In the present study, receptor induced 3D-QSAR model was developed for a set of 46 thieno[2,3-b]pyridine-5- carbonitrile PKC-θ inhibitors, to explore the structural requirements of the molecules necessary for PKC-θ inhibition. Since the chemical nature of the studied molecules was different from the crystal ligand of the selected protein, induced fit docking (IFD) protocol was employed to induce the conformational changes in the active site of the selected protein. Thereafter, all molecules were docked into the newly generated active site environment of the selected protein using glide docking program, and the 3D-QSAR analysis was performed in PHASE program utilizing the docking based alignment of the molecules. The best 3D-QSAR model was selected on the basis of the highest value of Q(2)test (0.600), and the selected model also showed high values of R(2)train , 0.915, Pearson-r, 0.801 and low value of SD, 0.241. The contour maps corresponding to the selected 3D-QSAR model, in combination with docking analysis, helped to explore the essential amino acid residues involved in binding, and structural requirements of the ligand molecules necessary for complementary fit with the active site of the protein. Therefore, the information revealed from the generated model can further be explored as a novel tool for the designing of new congener molecules that can serve as potential therapeutics for the treatment of various disease conditions associated with abnormal PKC-θ signalling.

Protein kinase C-theta inhibitors: a novel therapy for inflammatory disorders.

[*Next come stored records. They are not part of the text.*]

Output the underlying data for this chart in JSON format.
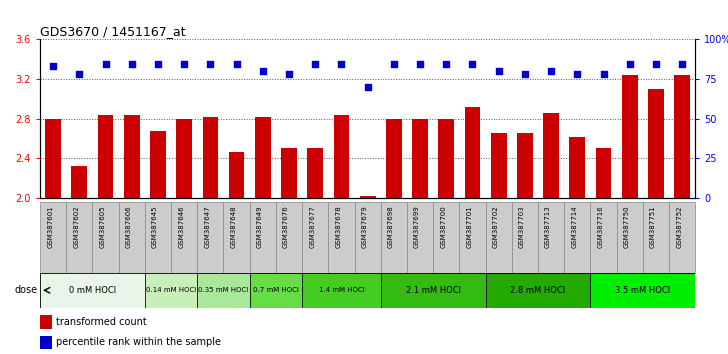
{
  "title": "GDS3670 / 1451167_at",
  "samples": [
    "GSM387601",
    "GSM387602",
    "GSM387605",
    "GSM387606",
    "GSM387645",
    "GSM387646",
    "GSM387647",
    "GSM387648",
    "GSM387649",
    "GSM387676",
    "GSM387677",
    "GSM387678",
    "GSM387679",
    "GSM387698",
    "GSM387699",
    "GSM387700",
    "GSM387701",
    "GSM387702",
    "GSM387703",
    "GSM387713",
    "GSM387714",
    "GSM387716",
    "GSM387750",
    "GSM387751",
    "GSM387752"
  ],
  "bar_values": [
    2.8,
    2.32,
    2.84,
    2.84,
    2.68,
    2.8,
    2.82,
    2.46,
    2.82,
    2.5,
    2.5,
    2.84,
    2.02,
    2.8,
    2.8,
    2.8,
    2.92,
    2.66,
    2.66,
    2.86,
    2.62,
    2.5,
    3.24,
    3.1,
    3.24
  ],
  "dot_values": [
    83,
    78,
    84,
    84,
    84,
    84,
    84,
    84,
    80,
    78,
    84,
    84,
    70,
    84,
    84,
    84,
    84,
    80,
    78,
    80,
    78,
    78,
    84,
    84,
    84
  ],
  "ylim_left": [
    2.0,
    3.6
  ],
  "ylim_right": [
    0,
    100
  ],
  "yticks_left": [
    2.0,
    2.4,
    2.8,
    3.2,
    3.6
  ],
  "yticks_right": [
    0,
    25,
    50,
    75,
    100
  ],
  "ytick_labels_right": [
    "0",
    "25",
    "50",
    "75",
    "100%"
  ],
  "groups": [
    {
      "label": "0 mM HOCl",
      "start": 0,
      "end": 4,
      "color": "#e8f5e8"
    },
    {
      "label": "0.14 mM HOCl",
      "start": 4,
      "end": 6,
      "color": "#c8efb8"
    },
    {
      "label": "0.35 mM HOCl",
      "start": 6,
      "end": 8,
      "color": "#a8e898"
    },
    {
      "label": "0.7 mM HOCl",
      "start": 8,
      "end": 10,
      "color": "#66dd44"
    },
    {
      "label": "1.4 mM HOCl",
      "start": 10,
      "end": 13,
      "color": "#44cc22"
    },
    {
      "label": "2.1 mM HOCl",
      "start": 13,
      "end": 17,
      "color": "#33bb11"
    },
    {
      "label": "2.8 mM HOCl",
      "start": 17,
      "end": 21,
      "color": "#22aa00"
    },
    {
      "label": "3.5 mM HOCl",
      "start": 21,
      "end": 25,
      "color": "#00ee00"
    }
  ],
  "bar_color": "#cc0000",
  "dot_color": "#0000cc",
  "grid_color": "#555555",
  "bg_color": "#ffffff",
  "xtick_bg": "#cccccc",
  "xtick_border": "#888888"
}
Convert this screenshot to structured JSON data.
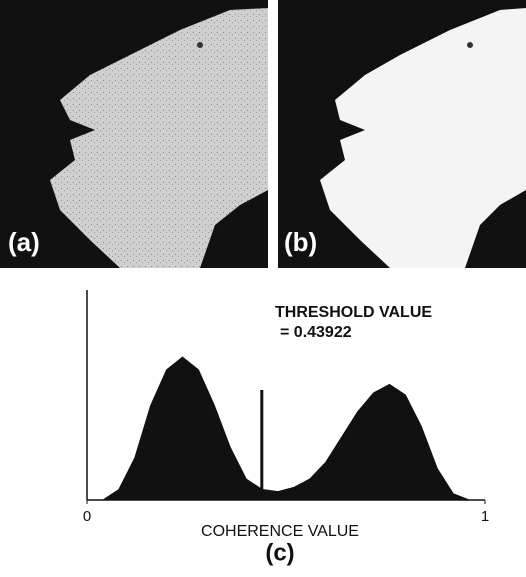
{
  "panels": [
    {
      "label": "(a)"
    },
    {
      "label": "(b)"
    }
  ],
  "chart_data": {
    "type": "area",
    "label": "(c)",
    "xlabel": "COHERENCE VALUE",
    "threshold_title": "THRESHOLD VALUE",
    "threshold": {
      "value": 0.43922,
      "label": "= 0.43922"
    },
    "x": [
      0.04,
      0.08,
      0.12,
      0.16,
      0.2,
      0.24,
      0.28,
      0.32,
      0.36,
      0.4,
      0.44,
      0.48,
      0.52,
      0.56,
      0.6,
      0.64,
      0.68,
      0.72,
      0.76,
      0.8,
      0.84,
      0.88,
      0.92,
      0.96
    ],
    "values": [
      0,
      5,
      20,
      45,
      62,
      68,
      62,
      45,
      25,
      10,
      5,
      4,
      6,
      10,
      18,
      30,
      42,
      51,
      55,
      50,
      35,
      15,
      3,
      0
    ],
    "color": "#111111",
    "xlim": [
      0,
      1
    ],
    "xticks": [
      0,
      1
    ],
    "ylim": [
      0,
      100
    ]
  }
}
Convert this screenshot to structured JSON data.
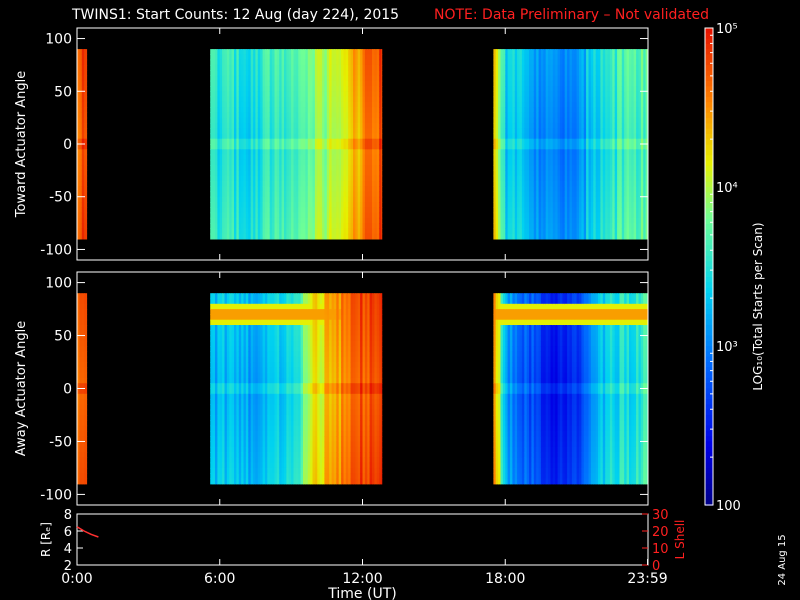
{
  "title": "TWINS1: Start Counts: 12 Aug (day 224), 2015",
  "note": "NOTE: Data Preliminary – Not validated",
  "side_date": "24 Aug 15",
  "colors": {
    "note": "#ff2020",
    "lshell": "#ff2020",
    "rtrace": "#ff3030",
    "frame": "#ffffff"
  },
  "chart_data": [
    {
      "type": "heatmap",
      "ylabel": "Toward Actuator Angle",
      "ylim": [
        -110,
        110
      ],
      "yticks": [
        100,
        50,
        0,
        -50,
        -100
      ],
      "x_range_hours": [
        0,
        24
      ],
      "data_y_range": [
        -90,
        90
      ],
      "blocks": [
        [
          0.0,
          0.4
        ],
        [
          5.6,
          12.8
        ],
        [
          17.5,
          23.98
        ]
      ],
      "trend_log": [
        [
          0.0,
          4.7
        ],
        [
          0.4,
          4.7
        ],
        [
          5.6,
          3.45
        ],
        [
          6.5,
          3.4
        ],
        [
          7.5,
          3.35
        ],
        [
          8.0,
          3.5
        ],
        [
          9.0,
          3.55
        ],
        [
          9.5,
          3.7
        ],
        [
          10.0,
          3.85
        ],
        [
          11.0,
          4.0
        ],
        [
          11.6,
          4.25
        ],
        [
          12.2,
          4.55
        ],
        [
          12.8,
          4.75
        ],
        [
          17.5,
          4.2
        ],
        [
          18.0,
          3.3
        ],
        [
          19.0,
          3.2
        ],
        [
          19.5,
          2.95
        ],
        [
          21.0,
          2.85
        ],
        [
          21.5,
          3.3
        ],
        [
          22.5,
          3.5
        ],
        [
          23.98,
          3.6
        ]
      ]
    },
    {
      "type": "heatmap",
      "ylabel": "Away Actuator Angle",
      "ylim": [
        -110,
        110
      ],
      "yticks": [
        100,
        50,
        0,
        -50,
        -100
      ],
      "x_range_hours": [
        0,
        24
      ],
      "data_y_range": [
        -90,
        90
      ],
      "blocks": [
        [
          0.0,
          0.4
        ],
        [
          5.6,
          12.8
        ],
        [
          17.5,
          23.98
        ]
      ],
      "trend_log": [
        [
          0.0,
          4.7
        ],
        [
          0.4,
          4.7
        ],
        [
          5.6,
          3.2
        ],
        [
          6.5,
          3.15
        ],
        [
          7.5,
          3.1
        ],
        [
          8.0,
          3.25
        ],
        [
          9.0,
          3.35
        ],
        [
          9.5,
          3.7
        ],
        [
          10.0,
          4.1
        ],
        [
          11.0,
          4.4
        ],
        [
          11.6,
          4.6
        ],
        [
          12.2,
          4.75
        ],
        [
          12.8,
          4.8
        ],
        [
          17.5,
          4.5
        ],
        [
          18.0,
          3.0
        ],
        [
          19.0,
          2.7
        ],
        [
          19.5,
          2.5
        ],
        [
          21.0,
          2.45
        ],
        [
          21.5,
          3.0
        ],
        [
          22.5,
          3.35
        ],
        [
          23.98,
          3.5
        ]
      ],
      "band_log": 4.6,
      "band_angle": 70
    },
    {
      "type": "line",
      "ylabel": "R [Rₑ]",
      "y2label": "L Shell",
      "ylim": [
        2,
        8
      ],
      "yticks": [
        8,
        6,
        4,
        2
      ],
      "y2lim": [
        0,
        30
      ],
      "y2ticks": [
        30,
        20,
        10,
        0
      ],
      "xlabel": "Time (UT)",
      "xticks": [
        "0:00",
        "6:00",
        "12:00",
        "18:00",
        "23:59"
      ],
      "xtick_hours": [
        0,
        6,
        12,
        18,
        23.98
      ],
      "series": [
        {
          "x": [
            0.0,
            0.3,
            0.6,
            0.9
          ],
          "y": [
            6.5,
            6.0,
            5.6,
            5.3
          ]
        }
      ]
    }
  ],
  "colorbar": {
    "label": "LOG₁₀(Total Starts per Scan)",
    "type": "log",
    "range": [
      100,
      100000
    ],
    "tick_labels": [
      "10⁵",
      "10⁴",
      "10³",
      "100"
    ],
    "tick_values": [
      100000,
      10000,
      1000,
      100
    ]
  }
}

PKC-θ is a serine/threonine specific protein kinase and its activation depends upon the concentration of diacylglycerol (DAG) and phospholipids (phosphatidylserine). PKC-θ phosphorylates a variety of proteins that are known to be involved in the diverse cellular signaling pathways. It is predominantly expressed in the T-cells and localized in the center of immunological synapse upon T-cell receptor (TCR) and CD28 signaling. Activation of PKC-θ leads to the activation of various transcription factors in the nuclei of T-cells, e.g. NF-κB, NFAT, c-Jun, c-Fos and AP-1 that further control the proliferation and differentiation of T-cells. Defective T-cell activation in turn leads to the aberrant expression of apoptosis related proteins that cause the poor T-cell survival. Researchers have found that T-cells deficient in PKC-θ exhibit reduced interleukin-2 (IL-2) production. Apart from this role on IL-2 expression, it also plays crucial roles in the proliferation, differentiation and survival of the T-cells, which make it an attractive therapeutic target for a variety of immunological and T-cell mediated diseases. Hence, new molecules capable of modulating the expression or biological activity of PKC-θ are being developed and tested for their potential as novel therapy for several T-cells mediated disease conditions such as multiple sclerosis, rheumatoid arthritis, asthma, inflammatory bowel disease and organ transplantation, etc. In the present review, we tried to integrate the recent discoveries on PKC-θ including its pharmacology and therapeutic potential, along with brief update on its inhibitor molecules.

Structural Basis of Amino Pyrimidine Derivatives for Inhibitory Activity of PKC-θ: 3D-QSAR and Molecular Docking Studies.

In the present study, 3D-QSAR analysis was performed on a set of 56 amino pyrimidine PKC-θ inhibitors utilizing docking based alignment. The best 3D-QSAR model exhibited the highest value of Q(2) (0.825) and also displayed high values of R(2) (0.937), F (184.600) and low SD (0.240). The selected model was validated by determining the Pearson-r (0.915) for test set molecules. Docking simulation was carried out to explore the binding interactions of the molecules with active site amino acid residues of the receptor and subsequently to validate the generated 3D-QSAR model. The results of 3D-QSAR and docking analysis exerted complementary fit that strengthen the stability and reliability of the generated model. Therefore, the combined study of 3D-QSAR and docking analysis may successfully be used for the rational designing of new potent congeners.